Tuesday, January 25, 2022

The Gilded Age on HBO - scrapes off the gild to reveal plywood

Madison Square Park, photo by Sarah Sarai
I am most unhappy with the first episode of "The Gilded Age," a Julian Fellowes-written jam which is very silly and very white. My HBO subscription ends in a few hours, so this was my farewell and no problem there. 

This first-of-the-series episode is a fitting send off (to the demise of my subscription).  There were many complaints with HBO's The Wire - that it was a white writer's impression of a black city (Baltimore) and a black struggle (Baltimore). That is my perspective of "The Gilded Age" - that it is very very very white and remarkably uninventive in being so. Despite the one young black woman who is a struggling writer. Perhaps her struggle will be representative of the times but why bother representing those times? Why use the history of racism as an excuse to further racism? 

And why such a pallid portrayal of the nouveau riche? Hallelujah and thank you, lord, two great and interesting actresses brightened the screen. Christine Baranski as an old school white lady richie rich. And, briefly so far, Audra McDonald as the mother of Baranski's new secretary. (There is no situation or script on God's earth that could not be bettered by Baranski and/or McDonald.) 

The plot is pallid. Carrie Coon, an actress I dislike (her expressionless face creeps me out - has done so since Fargo [the t.v. show], is the striver in this series. A monied wife who has a house built on Fifth - across from Central Park - as her Cape Canaveral to launch herself into old New York society. Her architect is the great Stanford White but apparently his name means nothing to the first families of New York. New York has always had snobs spinning its social circles with a circus clown's panache. And, yes, snobs are delightful when they are Baranski aided by some of the mustachio twirling men in the series. 

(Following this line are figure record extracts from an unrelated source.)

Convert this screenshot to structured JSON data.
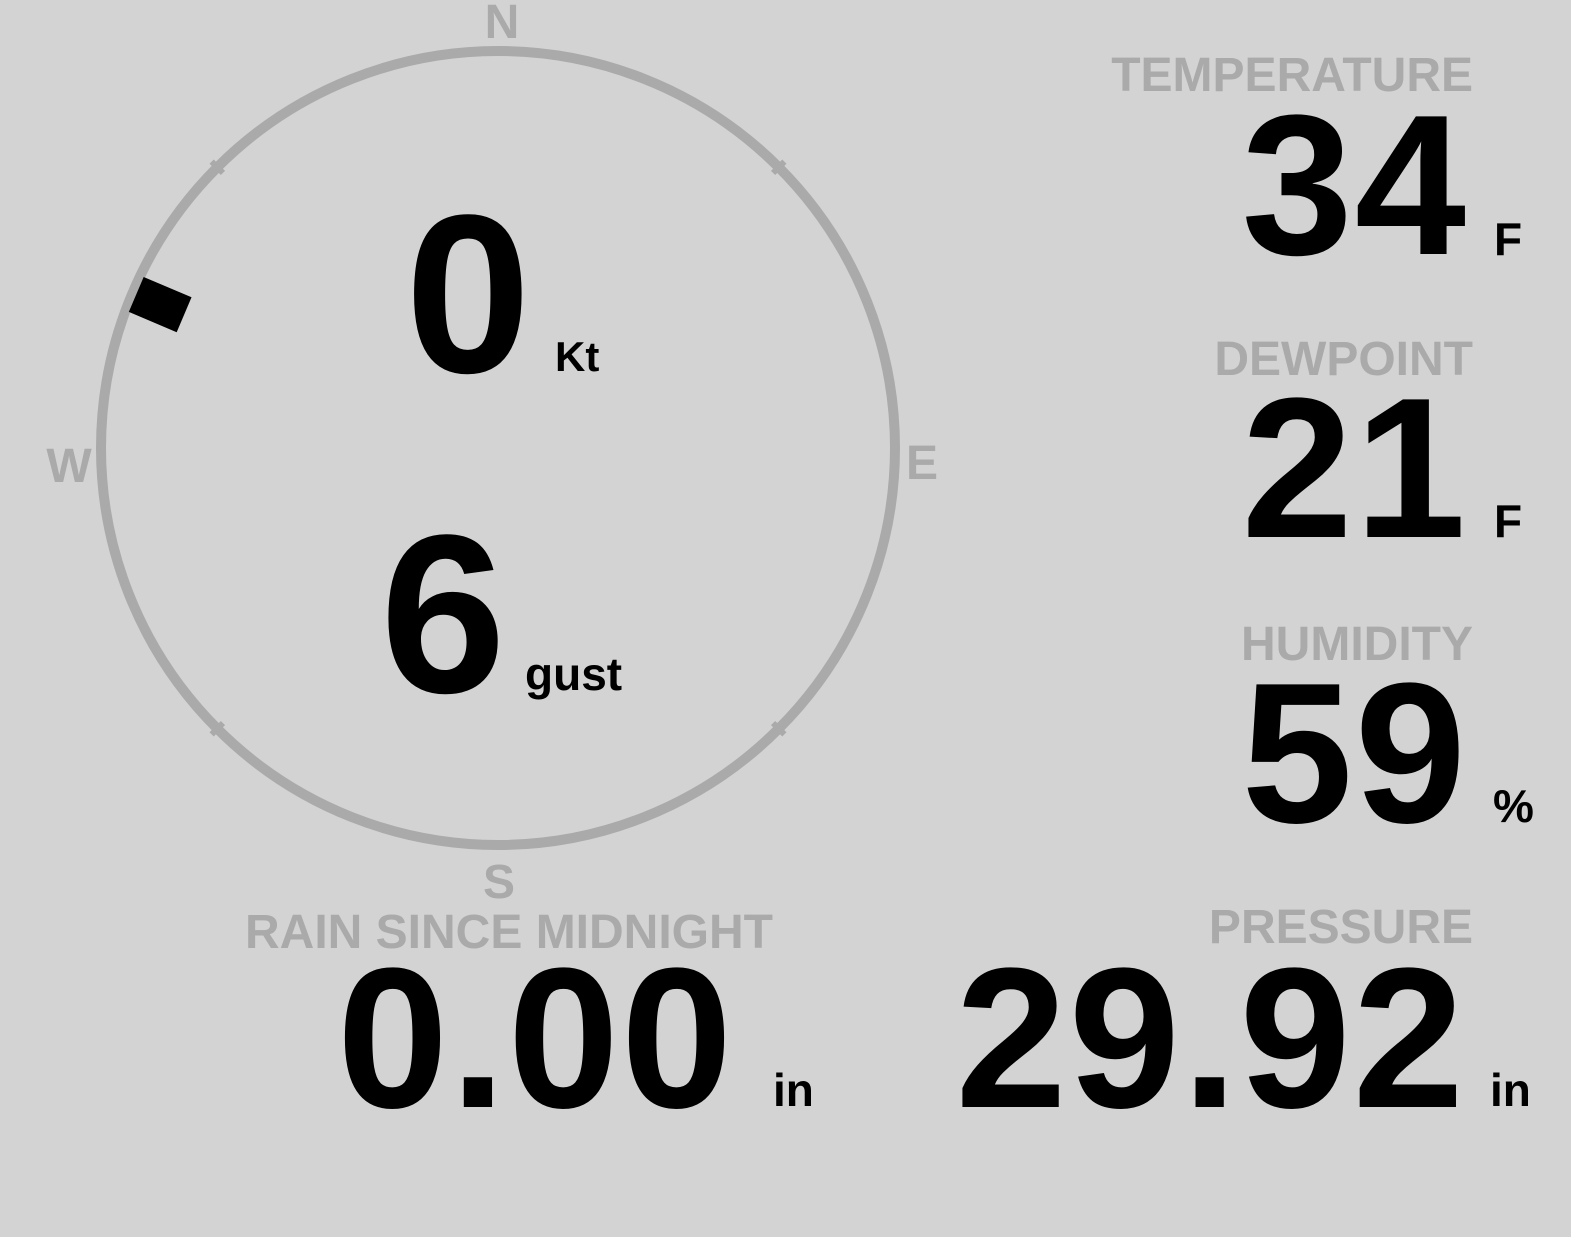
{
  "compass": {
    "north": "N",
    "east": "E",
    "south": "S",
    "west": "W",
    "wind_direction_deg": 293,
    "ring_color": "#aaaaaa"
  },
  "wind": {
    "speed": "0",
    "speed_unit": "Kt",
    "gust": "6",
    "gust_unit": "gust"
  },
  "temperature": {
    "label": "TEMPERATURE",
    "value": "34",
    "unit": "F"
  },
  "dewpoint": {
    "label": "DEWPOINT",
    "value": "21",
    "unit": "F"
  },
  "humidity": {
    "label": "HUMIDITY",
    "value": "59",
    "unit": "%"
  },
  "pressure": {
    "label": "PRESSURE",
    "value": "29.92",
    "unit": "in"
  },
  "rain": {
    "label": "RAIN SINCE MIDNIGHT",
    "value": "0.00",
    "unit": "in"
  }
}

In the final scene of Episode 1, the Carrie Coon character, an arriviste, insists she's going to make the snobs of New York admire her or come to her parties. THAT's the issue? Sounds like a Father Knows Best episode with Kitten scrunching her 10-year-old face to reveal gumption. It would work better if Reese Witherspoon were the pushy broad determined to get through Harvard Law. 

I live in NYC and it is mundo snob-o-licious. It is awful here, in fact, IF you harbor a desire to fit in. Which I stupidly did. Because there are no accommodations for weirdos like me (a simple country lass with no money and a quick tongue). I'll talk about that sometime when my thinking portions are up to par.